À chaque fois que des violences éclatent dans nos villes, que des bandes se regroupent dans certains quartiers, que des adolescents déambulent dans les rues à des heures tardives… la même question revient : où sont les parents ? Et plus largement : que fait-on pour que les jeunes ne se perdent pas dans ce sentiment d’abandon social ?
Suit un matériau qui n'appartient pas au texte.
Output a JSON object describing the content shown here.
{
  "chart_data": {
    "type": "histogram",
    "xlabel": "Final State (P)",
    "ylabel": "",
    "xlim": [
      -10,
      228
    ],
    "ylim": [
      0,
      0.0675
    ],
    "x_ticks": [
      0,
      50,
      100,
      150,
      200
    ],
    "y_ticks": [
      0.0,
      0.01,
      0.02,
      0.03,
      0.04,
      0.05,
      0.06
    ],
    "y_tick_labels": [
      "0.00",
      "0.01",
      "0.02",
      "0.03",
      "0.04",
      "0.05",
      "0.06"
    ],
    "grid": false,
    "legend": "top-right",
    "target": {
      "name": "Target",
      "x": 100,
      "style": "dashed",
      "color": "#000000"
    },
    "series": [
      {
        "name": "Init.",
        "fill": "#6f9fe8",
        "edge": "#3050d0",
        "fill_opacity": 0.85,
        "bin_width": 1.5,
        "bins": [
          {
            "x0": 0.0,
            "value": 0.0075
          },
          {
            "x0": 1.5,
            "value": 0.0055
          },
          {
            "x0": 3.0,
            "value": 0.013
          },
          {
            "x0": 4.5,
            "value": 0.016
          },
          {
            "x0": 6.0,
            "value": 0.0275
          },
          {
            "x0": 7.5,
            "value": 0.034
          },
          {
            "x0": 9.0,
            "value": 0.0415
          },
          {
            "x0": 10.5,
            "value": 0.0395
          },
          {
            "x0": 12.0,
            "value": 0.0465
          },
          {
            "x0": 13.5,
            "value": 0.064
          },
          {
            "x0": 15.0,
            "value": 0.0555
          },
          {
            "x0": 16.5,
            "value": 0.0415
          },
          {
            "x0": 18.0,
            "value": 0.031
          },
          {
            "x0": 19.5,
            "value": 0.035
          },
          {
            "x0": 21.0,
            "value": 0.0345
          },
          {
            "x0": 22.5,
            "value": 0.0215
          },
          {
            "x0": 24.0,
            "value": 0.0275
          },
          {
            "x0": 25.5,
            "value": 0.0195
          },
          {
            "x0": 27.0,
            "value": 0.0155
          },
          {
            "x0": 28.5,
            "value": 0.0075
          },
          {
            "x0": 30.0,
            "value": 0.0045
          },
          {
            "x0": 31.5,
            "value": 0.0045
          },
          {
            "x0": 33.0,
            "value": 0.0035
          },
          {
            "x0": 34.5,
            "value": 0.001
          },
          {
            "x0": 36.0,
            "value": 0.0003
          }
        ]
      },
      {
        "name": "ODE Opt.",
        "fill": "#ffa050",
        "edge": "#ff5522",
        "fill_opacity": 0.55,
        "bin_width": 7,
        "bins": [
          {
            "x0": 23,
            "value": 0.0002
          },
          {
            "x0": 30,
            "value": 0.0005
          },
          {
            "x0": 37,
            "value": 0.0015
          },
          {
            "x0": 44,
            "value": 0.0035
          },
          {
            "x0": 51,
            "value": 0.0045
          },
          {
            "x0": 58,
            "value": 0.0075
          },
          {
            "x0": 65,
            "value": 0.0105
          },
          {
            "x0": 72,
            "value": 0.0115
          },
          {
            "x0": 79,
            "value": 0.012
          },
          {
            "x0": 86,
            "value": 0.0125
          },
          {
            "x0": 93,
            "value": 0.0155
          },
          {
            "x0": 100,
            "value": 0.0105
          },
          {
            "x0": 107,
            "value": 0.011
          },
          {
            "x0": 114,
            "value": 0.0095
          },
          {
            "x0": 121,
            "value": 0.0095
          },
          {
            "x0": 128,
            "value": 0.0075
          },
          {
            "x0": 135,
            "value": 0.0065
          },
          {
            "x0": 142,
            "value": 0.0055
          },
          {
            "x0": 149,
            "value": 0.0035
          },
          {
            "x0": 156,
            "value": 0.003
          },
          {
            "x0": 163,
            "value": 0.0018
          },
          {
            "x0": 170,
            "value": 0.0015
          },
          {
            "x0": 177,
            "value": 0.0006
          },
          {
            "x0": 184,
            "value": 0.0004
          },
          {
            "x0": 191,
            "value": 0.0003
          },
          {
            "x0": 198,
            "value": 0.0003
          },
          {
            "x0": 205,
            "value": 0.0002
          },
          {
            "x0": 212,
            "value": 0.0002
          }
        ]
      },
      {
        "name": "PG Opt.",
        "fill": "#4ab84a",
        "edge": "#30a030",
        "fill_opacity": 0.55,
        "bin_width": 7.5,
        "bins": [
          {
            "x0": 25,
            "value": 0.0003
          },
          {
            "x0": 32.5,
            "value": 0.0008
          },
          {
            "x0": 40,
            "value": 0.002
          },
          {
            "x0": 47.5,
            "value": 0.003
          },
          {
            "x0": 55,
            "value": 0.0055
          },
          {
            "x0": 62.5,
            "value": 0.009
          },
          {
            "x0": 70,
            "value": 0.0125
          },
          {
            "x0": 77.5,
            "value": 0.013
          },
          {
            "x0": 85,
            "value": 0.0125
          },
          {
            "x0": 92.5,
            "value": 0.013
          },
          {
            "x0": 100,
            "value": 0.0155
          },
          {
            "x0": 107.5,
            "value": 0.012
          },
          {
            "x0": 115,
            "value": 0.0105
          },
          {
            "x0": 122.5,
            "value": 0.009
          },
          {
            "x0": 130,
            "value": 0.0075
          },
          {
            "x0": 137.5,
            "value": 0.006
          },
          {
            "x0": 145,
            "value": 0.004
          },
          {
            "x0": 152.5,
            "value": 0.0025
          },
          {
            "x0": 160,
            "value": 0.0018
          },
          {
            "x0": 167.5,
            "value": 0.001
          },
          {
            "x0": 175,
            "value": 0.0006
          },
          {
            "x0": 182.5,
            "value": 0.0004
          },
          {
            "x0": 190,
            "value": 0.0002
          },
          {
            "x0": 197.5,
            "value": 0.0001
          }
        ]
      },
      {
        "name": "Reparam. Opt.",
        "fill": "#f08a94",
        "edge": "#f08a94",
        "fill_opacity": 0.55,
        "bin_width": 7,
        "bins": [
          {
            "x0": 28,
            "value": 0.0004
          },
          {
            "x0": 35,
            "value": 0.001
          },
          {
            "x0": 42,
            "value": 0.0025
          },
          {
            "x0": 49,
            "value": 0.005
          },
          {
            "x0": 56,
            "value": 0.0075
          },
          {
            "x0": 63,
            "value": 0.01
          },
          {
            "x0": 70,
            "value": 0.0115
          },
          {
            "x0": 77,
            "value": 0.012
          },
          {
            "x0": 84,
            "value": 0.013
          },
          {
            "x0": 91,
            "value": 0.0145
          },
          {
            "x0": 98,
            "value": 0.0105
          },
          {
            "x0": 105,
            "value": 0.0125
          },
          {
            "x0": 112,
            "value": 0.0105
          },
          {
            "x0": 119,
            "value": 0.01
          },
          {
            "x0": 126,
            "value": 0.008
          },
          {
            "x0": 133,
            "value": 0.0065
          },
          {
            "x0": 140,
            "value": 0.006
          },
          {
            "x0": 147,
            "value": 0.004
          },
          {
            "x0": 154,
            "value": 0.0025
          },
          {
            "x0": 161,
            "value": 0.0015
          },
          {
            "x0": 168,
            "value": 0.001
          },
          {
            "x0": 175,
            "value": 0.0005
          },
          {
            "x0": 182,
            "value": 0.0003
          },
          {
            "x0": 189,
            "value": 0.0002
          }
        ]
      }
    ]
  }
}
Face à cette inquiétude croissante, plusieurs municipalités ont décidé d’instaurer un couvre-feu pour les mineurs. Une décision qui suscite des critiques, parfois virulentes : atteinte aux libertés, stigmatisation de la jeunesse, mesure inefficace… Ces remarques ne sont pas dénuées de sens. Mais elles passent à côté de l’essentiel : le couvre-feu n’est pas une fin en soi, c’est un signal d’alerte. Et ce signal, il ne s’adresse pas seulement aux jeunes. Il s’adresse aussi — surtout — aux adultes et aux familles.
Le couvre-feu, une réponse aux absences
Un couvre-feu n’est pas une solution miracle. Il ne va pas, à lui seul, réparer le lien entre une partie de la jeunesse et la société. Il ne remplacera jamais l’école, la prévention, les éducateurs ou les politiques publiques. Mais il remplit une fonction qu’on a trop souvent délaissée : poser une limite claire, visible, applicable.
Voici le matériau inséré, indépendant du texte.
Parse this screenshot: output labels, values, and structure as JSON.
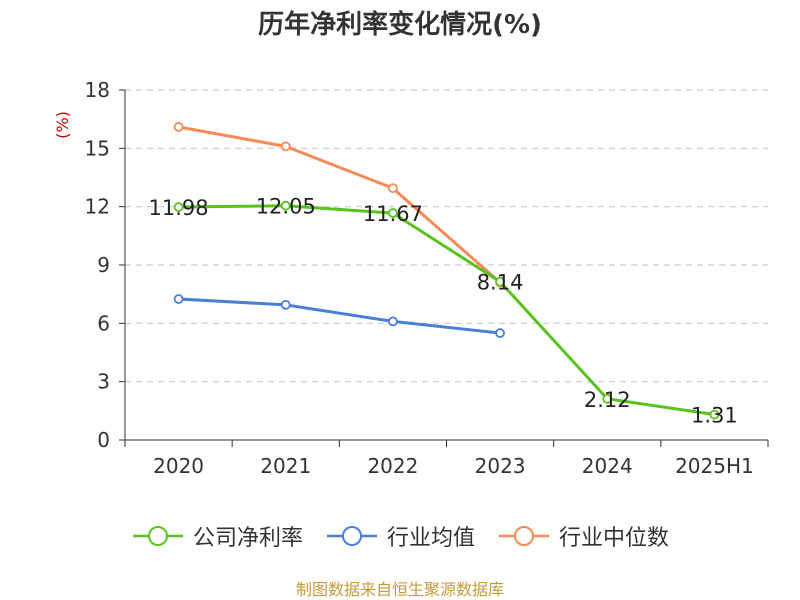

Dans certaines villes, des mineurs de 12, 13 ou 14 ans traînent dans la rue à 23h, parfois plus tard, sans surveillance, parfois armés, parfois sous influence. Doit-on attendre le drame ? Faire comme si cela relevait de la “liberté” individuelle ? Ou dire fermement que non, la rue n’est pas une zone neutre, et qu’à un certain âge, la place d’un enfant est à la maison ?
Une responsabilité partagée, mais d’abord familiale
Le débat ne doit pas être uniquement sécuritaire. Il doit être éducatif. Et dans ce cadre, les familles ont un rôle central. Trop souvent, la pression est mise sur la police ou les collectivités, alors que l’encadrement des mineurs relève d’abord des parents. Quand ce cadre fait défaut, la société doit pouvoir le rappeler – non pas pour punir, mais pour protéger.
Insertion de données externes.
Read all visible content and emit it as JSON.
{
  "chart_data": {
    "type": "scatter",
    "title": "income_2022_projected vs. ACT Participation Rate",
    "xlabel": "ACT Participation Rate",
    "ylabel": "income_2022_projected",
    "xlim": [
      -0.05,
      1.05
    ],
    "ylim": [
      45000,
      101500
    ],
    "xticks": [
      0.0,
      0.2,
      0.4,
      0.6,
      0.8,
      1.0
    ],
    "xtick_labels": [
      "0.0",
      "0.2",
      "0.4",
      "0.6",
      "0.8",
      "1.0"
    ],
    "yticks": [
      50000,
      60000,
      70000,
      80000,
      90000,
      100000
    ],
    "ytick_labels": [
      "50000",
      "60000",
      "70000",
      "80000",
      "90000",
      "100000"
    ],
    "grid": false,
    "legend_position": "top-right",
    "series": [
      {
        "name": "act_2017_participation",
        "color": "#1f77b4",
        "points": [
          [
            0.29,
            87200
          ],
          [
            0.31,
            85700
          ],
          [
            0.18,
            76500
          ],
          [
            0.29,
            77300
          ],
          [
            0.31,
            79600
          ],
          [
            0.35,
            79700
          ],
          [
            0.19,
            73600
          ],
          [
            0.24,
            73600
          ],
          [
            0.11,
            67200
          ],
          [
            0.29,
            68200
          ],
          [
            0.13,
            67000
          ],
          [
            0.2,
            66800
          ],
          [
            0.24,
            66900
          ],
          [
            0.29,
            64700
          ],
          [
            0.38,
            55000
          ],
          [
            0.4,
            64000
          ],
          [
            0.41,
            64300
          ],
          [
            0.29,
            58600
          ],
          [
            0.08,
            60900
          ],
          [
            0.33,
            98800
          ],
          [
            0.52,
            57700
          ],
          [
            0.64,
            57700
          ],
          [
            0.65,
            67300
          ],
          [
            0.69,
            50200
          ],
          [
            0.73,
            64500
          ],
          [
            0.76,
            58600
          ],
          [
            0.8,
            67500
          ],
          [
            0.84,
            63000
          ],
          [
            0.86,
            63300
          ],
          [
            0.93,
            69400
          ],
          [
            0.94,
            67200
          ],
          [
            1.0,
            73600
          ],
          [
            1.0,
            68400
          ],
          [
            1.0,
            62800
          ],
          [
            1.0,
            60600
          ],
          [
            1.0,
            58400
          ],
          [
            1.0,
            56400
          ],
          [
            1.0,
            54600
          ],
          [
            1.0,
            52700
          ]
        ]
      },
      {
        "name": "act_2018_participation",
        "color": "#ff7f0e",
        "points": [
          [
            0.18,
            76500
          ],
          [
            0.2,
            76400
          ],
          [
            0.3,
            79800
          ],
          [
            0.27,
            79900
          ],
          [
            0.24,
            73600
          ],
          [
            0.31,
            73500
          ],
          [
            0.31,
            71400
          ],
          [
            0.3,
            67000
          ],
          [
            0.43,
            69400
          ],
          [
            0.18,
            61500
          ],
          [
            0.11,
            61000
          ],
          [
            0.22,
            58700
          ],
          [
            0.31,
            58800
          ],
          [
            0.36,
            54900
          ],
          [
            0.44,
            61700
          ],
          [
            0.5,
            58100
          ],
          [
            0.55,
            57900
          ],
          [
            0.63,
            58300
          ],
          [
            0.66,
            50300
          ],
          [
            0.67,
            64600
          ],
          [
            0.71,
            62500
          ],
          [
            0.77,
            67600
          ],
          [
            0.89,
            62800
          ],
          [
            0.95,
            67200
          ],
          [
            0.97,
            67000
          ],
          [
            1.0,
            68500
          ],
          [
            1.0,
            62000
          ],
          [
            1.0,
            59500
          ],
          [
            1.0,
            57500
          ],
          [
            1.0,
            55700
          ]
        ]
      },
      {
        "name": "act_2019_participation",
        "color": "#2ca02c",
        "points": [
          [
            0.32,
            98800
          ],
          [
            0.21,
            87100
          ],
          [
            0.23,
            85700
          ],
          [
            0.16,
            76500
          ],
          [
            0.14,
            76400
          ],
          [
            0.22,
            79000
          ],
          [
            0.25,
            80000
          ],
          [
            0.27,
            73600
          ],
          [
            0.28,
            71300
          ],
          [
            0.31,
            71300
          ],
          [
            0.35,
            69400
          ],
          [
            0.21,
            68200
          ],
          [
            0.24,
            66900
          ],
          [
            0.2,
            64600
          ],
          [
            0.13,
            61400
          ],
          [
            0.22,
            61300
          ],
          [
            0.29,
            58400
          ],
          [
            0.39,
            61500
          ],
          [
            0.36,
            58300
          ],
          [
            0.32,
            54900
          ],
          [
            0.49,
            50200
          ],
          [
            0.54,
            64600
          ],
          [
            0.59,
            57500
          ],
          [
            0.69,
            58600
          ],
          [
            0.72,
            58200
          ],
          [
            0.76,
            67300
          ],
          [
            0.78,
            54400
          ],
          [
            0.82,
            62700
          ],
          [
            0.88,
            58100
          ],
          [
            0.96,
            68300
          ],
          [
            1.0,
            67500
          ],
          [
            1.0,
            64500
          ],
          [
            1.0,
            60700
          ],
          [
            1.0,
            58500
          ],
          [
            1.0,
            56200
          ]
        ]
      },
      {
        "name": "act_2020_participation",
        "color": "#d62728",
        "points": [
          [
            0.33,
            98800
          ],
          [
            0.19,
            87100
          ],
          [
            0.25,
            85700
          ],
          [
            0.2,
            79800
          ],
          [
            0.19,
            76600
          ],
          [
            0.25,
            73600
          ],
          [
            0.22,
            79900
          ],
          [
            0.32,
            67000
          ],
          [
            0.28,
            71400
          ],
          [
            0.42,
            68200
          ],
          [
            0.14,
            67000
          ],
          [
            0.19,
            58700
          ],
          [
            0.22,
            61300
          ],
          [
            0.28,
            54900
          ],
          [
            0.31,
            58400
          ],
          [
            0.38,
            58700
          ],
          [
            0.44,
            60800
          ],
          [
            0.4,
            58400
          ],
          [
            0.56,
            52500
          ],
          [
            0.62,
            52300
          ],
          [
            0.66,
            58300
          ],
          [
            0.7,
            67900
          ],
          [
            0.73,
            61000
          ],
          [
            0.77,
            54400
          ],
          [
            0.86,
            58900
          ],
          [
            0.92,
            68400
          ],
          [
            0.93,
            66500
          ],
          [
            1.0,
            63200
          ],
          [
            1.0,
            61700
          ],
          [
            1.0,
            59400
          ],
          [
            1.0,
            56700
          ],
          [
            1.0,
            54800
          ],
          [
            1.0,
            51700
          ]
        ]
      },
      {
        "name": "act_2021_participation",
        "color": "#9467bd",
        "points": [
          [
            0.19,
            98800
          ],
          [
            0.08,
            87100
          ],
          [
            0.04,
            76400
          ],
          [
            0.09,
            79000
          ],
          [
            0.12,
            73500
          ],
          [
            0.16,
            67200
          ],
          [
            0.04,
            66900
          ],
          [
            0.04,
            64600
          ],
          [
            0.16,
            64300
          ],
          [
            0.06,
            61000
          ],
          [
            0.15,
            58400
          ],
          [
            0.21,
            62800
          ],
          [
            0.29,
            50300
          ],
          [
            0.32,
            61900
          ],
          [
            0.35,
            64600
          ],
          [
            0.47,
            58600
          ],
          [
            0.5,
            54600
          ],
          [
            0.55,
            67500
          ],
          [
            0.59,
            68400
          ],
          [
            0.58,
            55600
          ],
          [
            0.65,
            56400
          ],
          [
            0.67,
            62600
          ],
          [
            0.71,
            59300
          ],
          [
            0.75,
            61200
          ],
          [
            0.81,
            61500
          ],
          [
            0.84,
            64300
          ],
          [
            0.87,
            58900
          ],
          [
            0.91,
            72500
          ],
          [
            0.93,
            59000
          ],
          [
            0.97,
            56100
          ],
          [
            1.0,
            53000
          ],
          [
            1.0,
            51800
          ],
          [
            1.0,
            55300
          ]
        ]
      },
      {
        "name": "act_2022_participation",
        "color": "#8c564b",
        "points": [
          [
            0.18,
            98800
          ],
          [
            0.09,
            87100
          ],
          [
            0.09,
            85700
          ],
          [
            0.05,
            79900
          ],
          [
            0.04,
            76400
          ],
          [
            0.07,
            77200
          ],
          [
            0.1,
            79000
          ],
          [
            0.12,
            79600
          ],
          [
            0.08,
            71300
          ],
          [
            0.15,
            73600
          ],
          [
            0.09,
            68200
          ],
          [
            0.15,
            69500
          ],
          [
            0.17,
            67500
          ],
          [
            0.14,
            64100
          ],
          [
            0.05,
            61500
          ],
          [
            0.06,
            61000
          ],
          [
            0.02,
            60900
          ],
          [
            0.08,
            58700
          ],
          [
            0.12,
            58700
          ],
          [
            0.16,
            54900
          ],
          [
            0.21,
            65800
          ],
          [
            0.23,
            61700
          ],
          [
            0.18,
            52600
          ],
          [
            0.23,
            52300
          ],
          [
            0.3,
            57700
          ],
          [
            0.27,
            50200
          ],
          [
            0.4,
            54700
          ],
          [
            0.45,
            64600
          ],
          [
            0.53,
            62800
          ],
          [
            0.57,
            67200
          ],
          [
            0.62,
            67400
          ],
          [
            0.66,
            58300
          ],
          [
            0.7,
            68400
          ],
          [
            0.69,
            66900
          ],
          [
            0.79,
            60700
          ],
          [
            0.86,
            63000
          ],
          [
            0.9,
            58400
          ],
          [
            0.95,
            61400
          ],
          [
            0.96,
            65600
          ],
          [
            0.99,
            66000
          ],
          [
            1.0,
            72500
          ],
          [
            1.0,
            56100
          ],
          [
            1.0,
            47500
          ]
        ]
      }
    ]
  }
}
Le couvre-feu agit ici comme un garde-fou. Il n’interdit pas la jeunesse : il lui rappelle qu’elle a besoin de repères. Il ne remplace pas les parents : il leur dit qu’ils ne peuvent pas être absents. Et il ne règle pas tout : mais il ouvre la voie à des dispositifs plus profonds, à condition de s’en donner les moyens
Encadrer sans exclure
Bien sûr, un couvre-feu ne peut pas être généralisé à tout le territoire, ni appliqué de manière aveugle. Il doit être temporaire, justifié par des faits, et accompagné d’alternatives concrètes : maisons de quartier ouvertes en soirée, éducateurs de rue, lieux d’écoute, actions sportives et culturelles.
Mais il faut sortir de cette opposition stérile entre liberté et sécurité. Donner un cadre, ce n’est pas opprimer. C’est accompagner, protéger, et parfois recadrer. Ce n’est pas un acte de rejet, c’est un acte d’attention. Et dans une époque où beaucoup de jeunes se sentent livrés à eux-mêmes, c’est peut-être ce dont ils ont le plus besoin.
Un appel au réveil collectif
Le couvre-feu n’est pas une politique. C’est un sursaut, une manière de dire que la société refuse de détourner les yeux. Il ne s’agit pas d’installer un climat de peur, mais d’adresser un message de responsabilité, y compris aux adultes : la jeunesse est notre affaire à tous.
Ce n’est pas à la rue d’éduquer nos enfants. Ce n’est pas à la police seule de gérer nos manquements. Si nous voulons reconstruire du lien, il faut parfois commencer par dire : “Non, ce n’est pas normal.” Et poser des limites pour, ensuite, redonner des perspectives.
Faut-il instaurer un couvre-feu pour les mineurs ? Parfois, oui. Mais à condition de ne pas s’arrêter là. Parce que protéger un enfant, c’est lui dire non aujourd’hui… pour qu’il ait le choix demain.
Rosie Bordet
Cheffe d’entreprise
Adjointe au maire de Saint-Georges de Reintembault (Ille-et-Vilaine)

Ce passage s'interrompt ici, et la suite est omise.